Rabbi Bezalel Cohen is one of a number of rabbis advocating a new solution for youths dropping out of the regular Haredi system. Instead of vocational schools, they hope to create a new category of yeshivot ktanot that combine religious studies with general education. Graduates would have a chance to earn a bagrut certificate that would enable them to attend university. […]
Cohen is the one drawing most of the fire. He has been the most vocal advocate for the mixing of religious and general studies. In interviews, he openly talks about his plans to attract students from the Haredi mainstream to his school, the Chachmei Lev Yeshiva in Jerusalem. And his yeshiva is smack in the heart of Jerusalem’s ultra-Orthodox neighborhoods.
The opposition to Cohen’s yeshiva has stung. For three years it hasn’t been able to move out of its temporary site because the Haredim won’t let the Jerusalem municipality allot it a permanent site in the ultra-Orthodox neighborhoods. It’s still not clear when the yeshiva might be able to move to a permanent building, and if so, where.

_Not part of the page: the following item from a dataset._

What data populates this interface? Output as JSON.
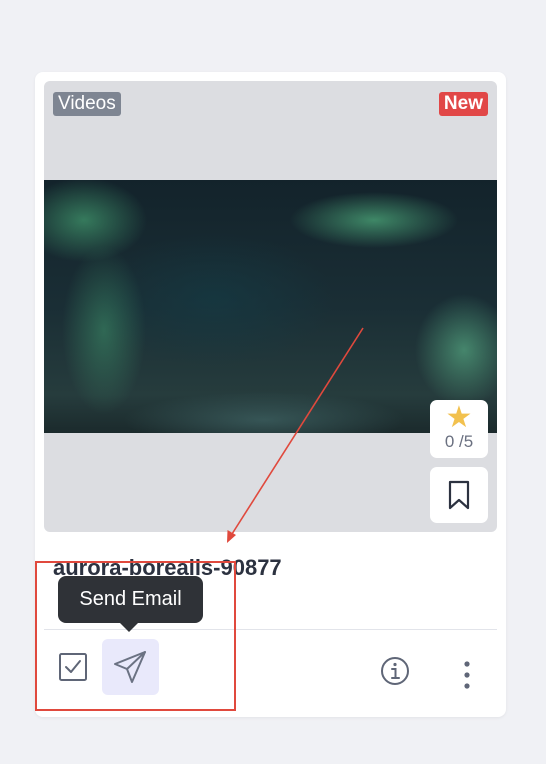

“The anger is being directed at me because I’m trying to reach the Haredi mainstream and because I’m right in the middle of the city. But my biggest sin is that I give interviews and write about this. The attack on the yeshiva is therefore to a great extent a personal attack on me,” Cohen says.
“I’ve become a kind of celebrity for my defiance, and you could argue that this hurts the yeshiva, but it’s also beneficial. The interviews I’ve given have put the issue on the Haredi public agenda, and people are listening. I make them mad, but they’re also agreeing more and more that kids who want to study for a bagrut certificate should be given that possibility.”